Zing Forum

Reading

Machine Learning Applications in Breast Cancer Diagnosis: A Complete Practice of SVM and PCA Dimensionality Reduction

A breast cancer tumor classification study achieving 98.25% accuracy, which deeply explores the practical applications and performance trade-offs of Support Vector Machines (SVM) and Principal Component Analysis (PCA) in medical diagnosis.

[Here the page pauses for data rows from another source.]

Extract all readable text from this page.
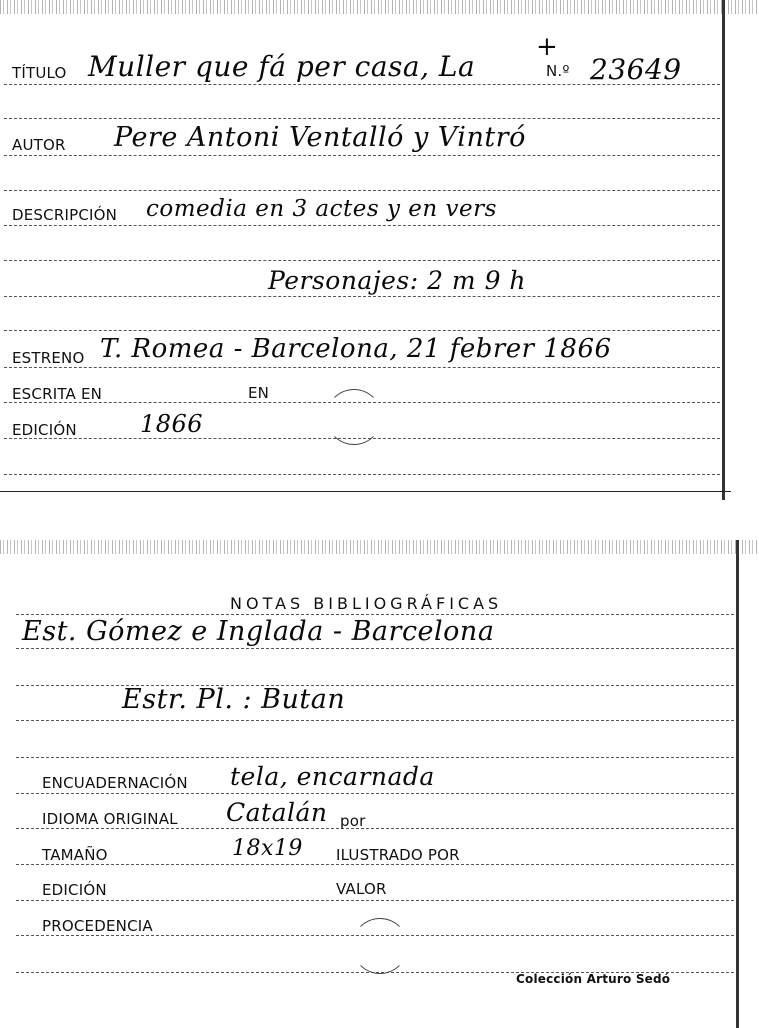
TÍTULO Muller que fá per casa, La
+
N.º 23649
AUTOR Pere Antoni Ventalló y Vintró
DESCRIPCIÓN comedia en 3 actes y en vers
Personajes: 2 m 9 h
ESTRENO T. Romea - Barcelona, 21 febrer 1866
ESCRITA EN	EN
EDICIÓN	1866
NOTAS BIBLIOGRÁFICAS
Est. Gómez e Inglada - Barcelona
Estr. Pl. : Butan
ENCUADERNACIÓN tela, encarnada
IDIOMA ORIGINAL Catalán por
TAMAÑO	18x19 ILUSTRADO POR
EDICIÓN	VALOR
PROCEDENCIA
Colección Arturo Sedó
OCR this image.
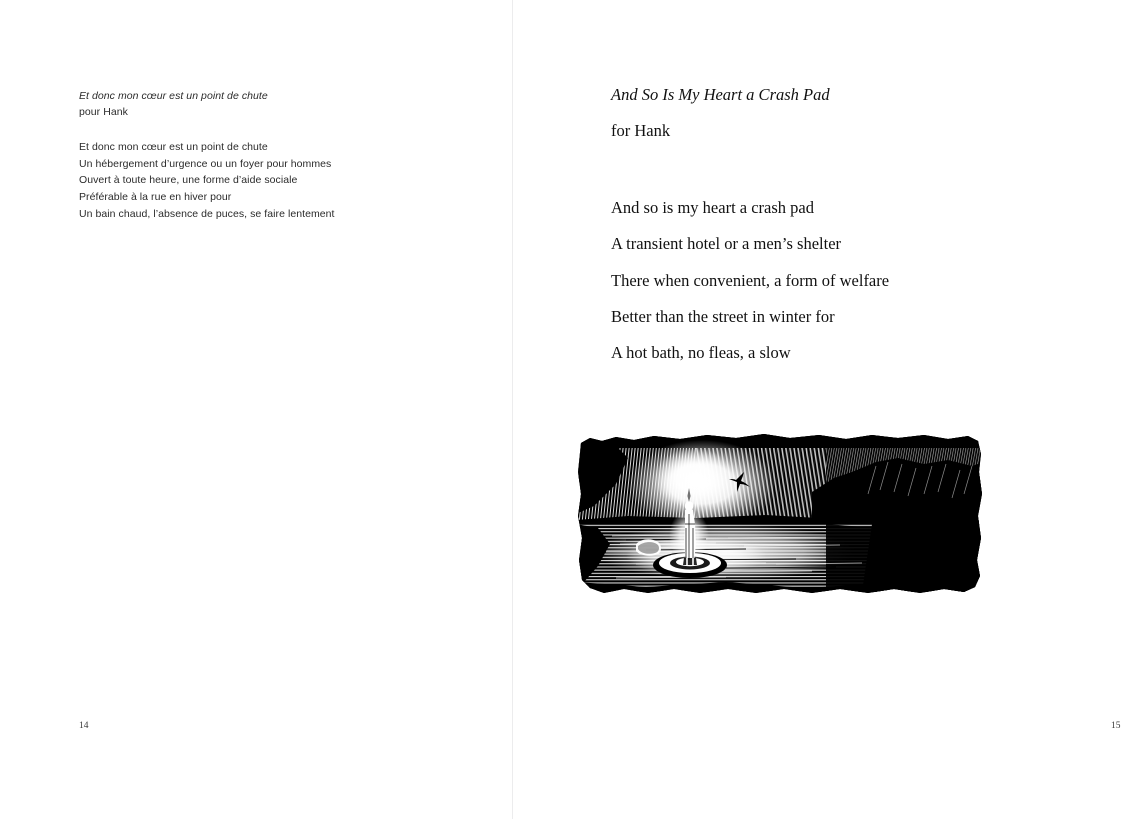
Et donc mon cœur est un point de chute
pour Hank
Et donc mon cœur est un point de chute
Un hébergement d’urgence ou un foyer pour hommes
Ouvert à toute heure, une forme d’aide sociale
Préférable à la rue en hiver pour
Un bain chaud, l’absence de puces, se faire lentement
14
And So Is My Heart a Crash Pad
for Hank
And so is my heart a crash pad
A transient hotel or a men’s shelter
There when convenient, a form of welfare
Better than the street in winter for
A hot bath, no fleas, a slow
15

machine learningbreast cancerSVMPCAmedical diagnosisclassificationdimensionality reductionscikit-learnhealthcare AI
Published 2026-06-12 09:46Recent activity 2026-06-12 09:53Estimated read 7 min
Machine Learning Applications in Breast Cancer Diagnosis: A Complete Practice of SVM and PCA Dimensionality Reduction
1

Section 01

Introduction: Research on the Application of SVM and PCA in Breast Cancer Diagnosis

This article introduces a machine learning study based on digital image features of Fine Needle Aspiration (FNA) biopsies. It implements benign/malignant classification of breast cancer tumors using Support Vector Machine (SVM) and K-Nearest Neighbors (K-NN) algorithms, and explores the impact of Principal Component Analysis (PCA) dimensionality reduction on model performance. Finally, SVM with RBF kernel achieved an accuracy of 98.25% on the original features, providing a practical solution for medical AI-assisted diagnosis.

2

Section 02

Research Background and Clinical Significance

Breast cancer is one of the most common malignant tumors among women worldwide, and early diagnosis is crucial for improving the cure rate. Traditional pathological diagnosis relies on doctors' experience, while machine learning technology provides new possibilities for auxiliary diagnosis. The core question of this study: How to reduce model complexity while maintaining high accuracy? By comparing the original feature space with the PCA-reduced feature space, it reveals the practical value of dimensionality reduction in medical machine learning.

3

Section 03

Dataset Overview

The study uses the Kaggle Diagnostic Breast Cancer Dataset, which contains 569 samples, each with 30 numerical features (describing nuclear morphological and texture features: radius, texture, perimeter, area, smoothness, concavity, concave points, symmetry, fractal dimension, etc.). The target variable is binary: benign (about 63%) and malignant (about 37%), with no missing values in the dataset.

4

Section 04

Methodology: Data Processing and Model Construction

Data Preprocessing: Remove irrelevant ID columns, label encoding (benign=0/malignant=1), select features based on point-biserial correlation coefficient, fit StandardScaler on the training set and apply it to the test set to prevent data leakage. PCA Application: Fit PCA on the standardized training data, retain 10 principal components (explaining over 95% of variance), achieving a 66.7% dimensionality reduction. Model Selection and Tuning: Compare SVM (linear kernel/RBF kernel parameter tuning) and K-NN (K-value search), split the dataset into 80/20 stratified partitions to ensure consistent class proportions.

5

Section 05

Experimental Results and Key Findings

Best Model Performance: SVM with RBF kernel (C=10, γ=0.01) achieved an accuracy of 98.25%, precision of 100%, recall of 95.24% on the original 30-dimensional features, with only 2 false negative errors. PCA Dimensionality Reduction Comparison: Reducing to 10 dimensions only caused the F1 score to drop by less than 1.2%, linear SVM performance slightly improved, and K-NN performance remained unchanged. Key Findings: PCA dimensionality reduction has high practical value; linear models benefit from dimensionality reduction; SVM outperforms K-NN; RBF kernel is suitable for original features, and linear kernel with PCA achieves similar results.

6

Section 06

Technical Implementation and Reproducibility

The project uses the Python ecosystem: scikit-learn (core algorithms), pandas/NumPy (data processing), matplotlib/seaborn (visualization), Jupyter Notebook (interactive development). A complete Notebook file is provided, covering the entire process from data loading to model evaluation, ensuring the reproducibility of experimental results.

7

Section 07

Practical Insights and Future Directions

Insights: Medical data features have high correlation, PCA can reduce costs and improve efficiency; SVM is more robust for small-sample high-dimensional data; recall rate is more important than accuracy in medical diagnosis; strict prevention of data leakage is necessary. Future Directions: Explore deep learning models, expand multi-modal data, add model interpretability analysis (e.g., SHAP values).

8

Section 08

Conclusion: Practical Value of Medical AI

This study demonstrates the potential of machine learning in medical diagnosis, achieves high accuracy through rigorous experiments, and reveals the value of dimensionality reduction. PCA dimensionality reduction combined with linear SVM provides a solution that balances performance and efficiency. For medical AI learners, this project is a complete and reproducible entry-level case covering the entire machine learning process.